Brief aus der scheintoten Stadt
- Autor*in: Margit Vészi
- Publikationsdaten: Ort: Wien | Jahr: 1919
- Erschienen in: Neues Wiener Tagblatt
- Ausgabe-Datum: 11. 11. 1919
- Entstehungsjahr: 1919
- Originalsprachen: Deutsch
- Verfügbarkeit: Österreichische Nationalbibliothek
- Gattung: Feuilleton
Kommentar:
Margit Vészi (1885–1916) war Malerin und Journalistin, sie hat auch auf Deutsch veröffentlicht, so auch beim Pester Lloyd. In den Jahren des Ersten Weltkriegs war sie und als Kriegsberichterstatterin der ungarischer Tageszeitung Az Est tätig und kann die “ungarische Alice Schalek” genannt werden. Bezeichnenderweise hat sie über die österreichische Kollegin 1916 eine Karikatur veröffentlicht.

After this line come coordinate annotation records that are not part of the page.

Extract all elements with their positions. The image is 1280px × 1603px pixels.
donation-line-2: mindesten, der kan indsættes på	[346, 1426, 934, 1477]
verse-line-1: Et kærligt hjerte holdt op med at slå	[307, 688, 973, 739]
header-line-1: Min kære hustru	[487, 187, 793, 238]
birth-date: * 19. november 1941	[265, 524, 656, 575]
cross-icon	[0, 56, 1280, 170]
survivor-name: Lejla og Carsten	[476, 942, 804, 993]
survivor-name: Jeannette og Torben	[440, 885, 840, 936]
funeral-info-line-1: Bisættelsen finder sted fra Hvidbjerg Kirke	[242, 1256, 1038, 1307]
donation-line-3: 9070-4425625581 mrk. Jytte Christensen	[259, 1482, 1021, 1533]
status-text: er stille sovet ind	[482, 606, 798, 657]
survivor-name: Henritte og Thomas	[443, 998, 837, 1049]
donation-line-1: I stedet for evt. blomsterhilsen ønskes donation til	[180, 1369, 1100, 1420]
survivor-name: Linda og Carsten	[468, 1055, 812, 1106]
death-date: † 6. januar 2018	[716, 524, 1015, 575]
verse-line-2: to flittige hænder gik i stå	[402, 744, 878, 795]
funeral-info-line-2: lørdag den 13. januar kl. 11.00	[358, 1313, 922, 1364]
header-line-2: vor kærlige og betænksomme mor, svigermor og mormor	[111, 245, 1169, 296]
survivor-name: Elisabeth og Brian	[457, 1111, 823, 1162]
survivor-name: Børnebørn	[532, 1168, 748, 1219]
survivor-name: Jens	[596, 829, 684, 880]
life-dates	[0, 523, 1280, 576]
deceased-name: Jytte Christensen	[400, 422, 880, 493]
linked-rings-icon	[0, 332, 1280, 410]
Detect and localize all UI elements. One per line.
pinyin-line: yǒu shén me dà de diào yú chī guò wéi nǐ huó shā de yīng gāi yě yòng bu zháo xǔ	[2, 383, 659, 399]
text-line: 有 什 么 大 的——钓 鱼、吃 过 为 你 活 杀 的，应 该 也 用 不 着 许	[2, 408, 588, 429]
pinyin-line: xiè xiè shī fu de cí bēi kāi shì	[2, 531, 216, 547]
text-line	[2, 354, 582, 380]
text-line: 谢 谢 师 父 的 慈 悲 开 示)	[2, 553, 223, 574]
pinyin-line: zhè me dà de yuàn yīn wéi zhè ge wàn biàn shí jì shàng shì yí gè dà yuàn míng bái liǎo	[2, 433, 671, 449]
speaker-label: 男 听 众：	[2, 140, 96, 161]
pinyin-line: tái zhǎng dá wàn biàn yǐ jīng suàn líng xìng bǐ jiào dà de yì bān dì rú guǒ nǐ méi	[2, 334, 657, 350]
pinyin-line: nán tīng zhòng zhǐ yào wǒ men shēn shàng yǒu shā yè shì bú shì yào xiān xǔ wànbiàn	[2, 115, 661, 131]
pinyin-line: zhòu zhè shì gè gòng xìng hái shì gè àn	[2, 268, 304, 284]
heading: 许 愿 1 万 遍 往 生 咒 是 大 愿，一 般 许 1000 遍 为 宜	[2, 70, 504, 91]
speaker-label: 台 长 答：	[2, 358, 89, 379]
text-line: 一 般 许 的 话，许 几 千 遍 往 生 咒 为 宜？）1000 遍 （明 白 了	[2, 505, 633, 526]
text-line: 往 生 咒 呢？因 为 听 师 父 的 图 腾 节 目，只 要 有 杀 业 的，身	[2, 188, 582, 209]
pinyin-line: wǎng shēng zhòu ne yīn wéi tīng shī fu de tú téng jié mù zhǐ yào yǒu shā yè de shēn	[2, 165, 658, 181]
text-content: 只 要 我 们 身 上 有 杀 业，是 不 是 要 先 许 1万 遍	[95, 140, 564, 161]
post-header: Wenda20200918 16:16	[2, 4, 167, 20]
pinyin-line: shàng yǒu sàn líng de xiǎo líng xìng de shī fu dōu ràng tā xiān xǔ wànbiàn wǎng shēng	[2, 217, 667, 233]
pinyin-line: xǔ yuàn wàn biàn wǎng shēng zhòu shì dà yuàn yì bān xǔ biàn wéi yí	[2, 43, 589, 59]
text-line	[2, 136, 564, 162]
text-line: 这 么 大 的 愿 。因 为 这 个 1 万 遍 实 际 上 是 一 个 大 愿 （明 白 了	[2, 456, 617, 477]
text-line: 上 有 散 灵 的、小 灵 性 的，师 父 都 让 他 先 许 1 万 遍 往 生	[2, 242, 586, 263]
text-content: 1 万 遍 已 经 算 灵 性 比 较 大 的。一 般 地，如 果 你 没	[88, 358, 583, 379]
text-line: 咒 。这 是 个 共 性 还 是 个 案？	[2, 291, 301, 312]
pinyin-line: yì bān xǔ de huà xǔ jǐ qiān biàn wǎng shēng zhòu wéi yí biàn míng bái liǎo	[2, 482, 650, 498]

Der Text erschien im November 1919, kurz nach dem rumänischen Einmarsch nach Ungarn und dem Sturz der Räterepublik und reflektiert über die Widersprüche der rasch aufeinanderfolgenden politischen Systeme in der Zwischenkriegszeit in Ungarn mit dem Stilmittel der Ironie. Nach der Revolution im Oktober 1918 übernahm Kun Béla mit seiner Partei die Führung des Landes. Die neue Regierung (der revolutionäre Regierungsrat) errichtete am 21. März 1919 die sogenannte Diktatur des Proletariats mit voller Macht auf der Grundlage sowjetischer Muster. Institutionen, Felder, Banken wurden entprivatisiert. Vészi verweist auf die zunehmende Gewalt und Pogrome gegen Juden, die nach Sturz der kommunistischen Regierung im August 1919 ihren Anfang nahmen. Juden wurden kollektiv des kommunistischen Terrors der Räterepublik beschuldigt und hundertfach von Truppen der Nationalen Armee ermordet. Auch Student*innen veranstalteten rituelle Judenprügel an Universitäten und auf ihren Druck trat das erste antisemitistische Gesetz, das berüchtigte Numerus Clausus (1920) in Kraft, das die Anzahl der Studienplätze für Juden stark beschränkte. Auch wird auf andere historische Vorfälle hingewiesen, so etwa auf die durch die rumänische Armee eingeführte Zensur. Über die Zensur wurde die Informationsvermittlung kontrolliert. Es war üblich, bei Zeitungen, unerwünschte Beiträge zu löschen. Weil die Artikel oft bereits aus dem Drucksatz genommen wurden, erschienen weiße Flecken in der Zeitung, auf deren Konjunktur Vészi im Text anspielt.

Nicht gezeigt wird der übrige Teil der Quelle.